Americanos no Maranhão

Morte do Kennedy repercutiu internacionalmente

No primeiro decênio do século XX, São Luís enfrentava sérios problemas de infraestrutura. Em 1920, São Luís tinha pouco mais de 50 mil habitantes e a situação econômica era péssima. Assim foi que o oficial da Marinha José Maria Magalhães de Almeida, genro do então governador do Estado, Urbano Santos, efetivou os primeiros contatos com o empresário norte-americano Henry Charles Ulen, proprietário da Ulen Management Company, para que prestasse os serviço públicos. Assim, o Maranhão aquiesceu às condições impostas para obter um empréstimo de 1.750.000 dólares, junto ao Bankers Trust Company, de Nova York. Em 1923, foi assinado o contrato que garantia à empresa americana, primeiramente, a responsabilidade de construir obras de serviços urbanos como abastecimento de água, luz e transportes, e, mais tarde, pela administração desses mesmos serviços.
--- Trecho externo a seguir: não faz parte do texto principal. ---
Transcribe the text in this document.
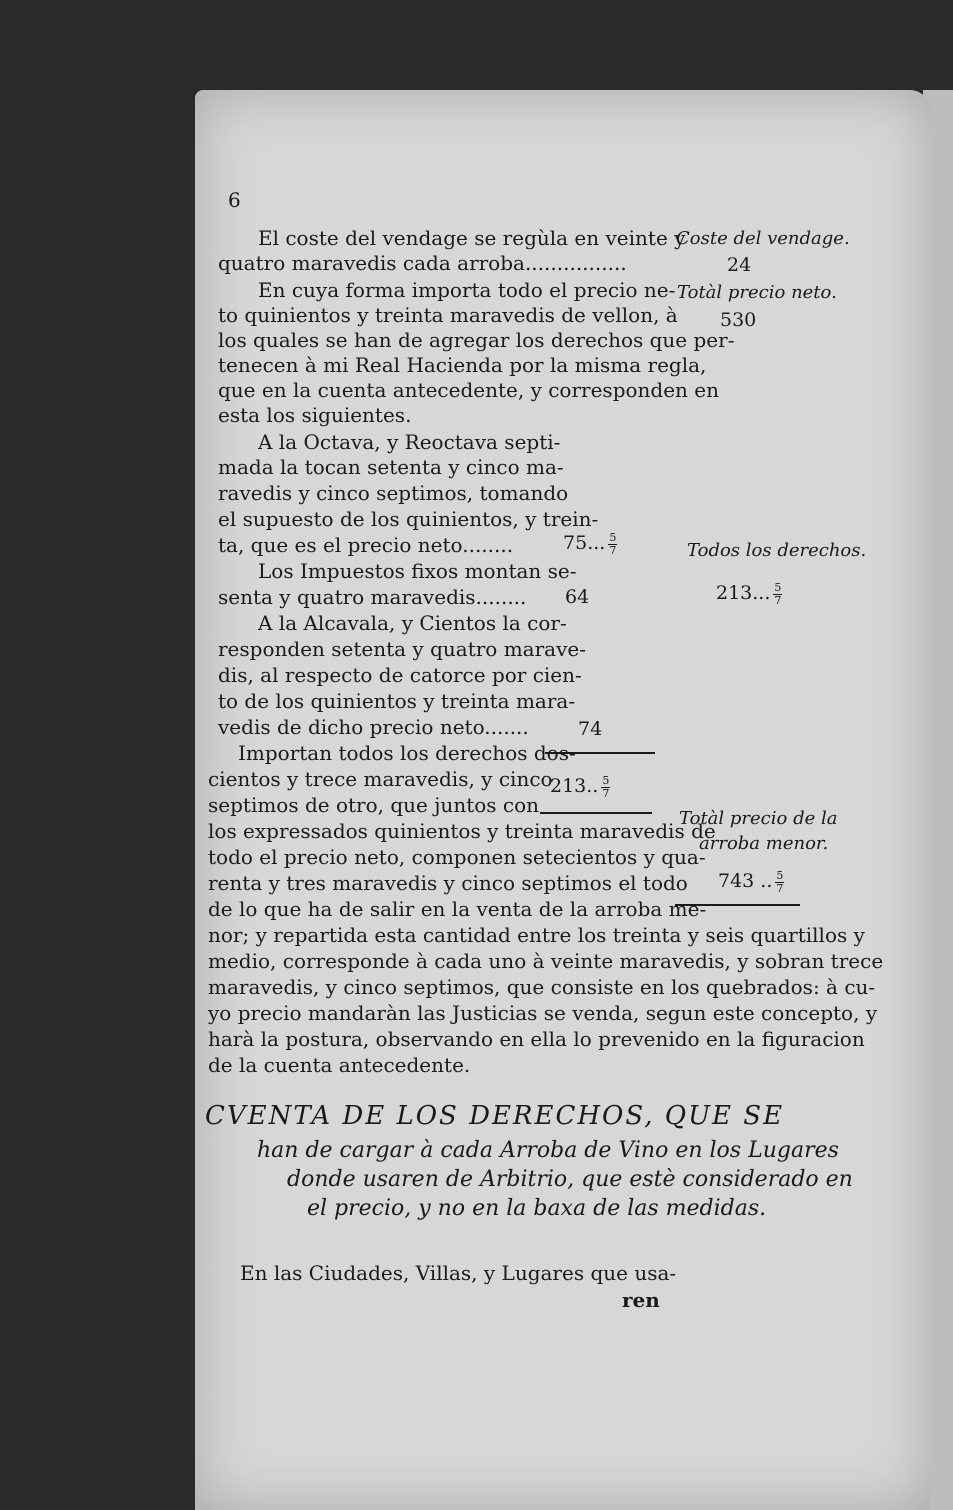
6
El coste del vendage se regùla en veinte y
quatro maravedis cada arroba................
En cuya forma importa todo el precio ne-
to quinientos y treinta maravedis de vellon, à
los quales se han de agregar los derechos que per-
tenecen à mi Real Hacienda por la misma regla,
que en la cuenta antecedente, y corresponden en
esta los siguientes.
A la Octava, y Reoctava septi-
mada la tocan setenta y cinco ma-
ravedis y cinco septimos, tomando
el supuesto de los quinientos, y trein-
ta, que es el precio neto........
Los Impuestos fixos montan se-
senta y quatro maravedis........
A la Alcavala, y Cientos la cor-
responden setenta y quatro marave-
dis, al respecto de catorce por cien-
to de los quinientos y treinta mara-
vedis de dicho precio neto.......
Importan todos los derechos dos-
cientos y trece maravedis, y cinco
septimos de otro, que juntos con
los expressados quinientos y treinta maravedis de
todo el precio neto, componen setecientos y qua-
renta y tres maravedis y cinco septimos el todo
de lo que ha de salir en la venta de la arroba me-
nor; y repartida esta cantidad entre los treinta y seis quartillos y
medio, corresponde à cada uno à veinte maravedis, y sobran trece
maravedis, y cinco septimos, que consiste en los quebrados: à cu-
yo precio mandaràn las Justicias se venda, segun este concepto, y
harà la postura, observando en ella lo prevenido en la figuracion
de la cuenta antecedente.
75... $\frac{5}{7}$
64
74
213.. $\frac{5}{7}$
Coste del vendage.
24
Totàl precio neto.
530
Todos los derechos.
213... $\frac{5}{7}$
Totàl precio de la
arroba menor.
743 .. $\frac{5}{7}$
CVENTA DE LOS DERECHOS, QUE SE
han de cargar à cada Arroba de Vino en los Lugares
donde usaren de Arbitrio, que estè considerado en
el precio, y no en la baxa de las medidas.
En las Ciudades, Villas, y Lugares que usa-
ren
A princípio, pareceu que seria o melhor para a capital maranhense, que assim teria progresso. Porém, isso não aconteceu, e logo depois começaram os transtornos, visto que os contratos firmados entre a empresa e o governo do Maranhão eram abusivos e a empresa não prestava os serviços com a qualidade desejada, iniciando-se uma onda de protestos por parte da população. Esta situação se agravou com a ocorrência do assassinato do contador da empresa John Harold Kennedy pelo empregado maranhense José de Ribamar Mendonça.

A onda de protesto cresceu e se estendeu até que em 1946, depois de várias suspensões contratuais, a Ulen deixou São Luís.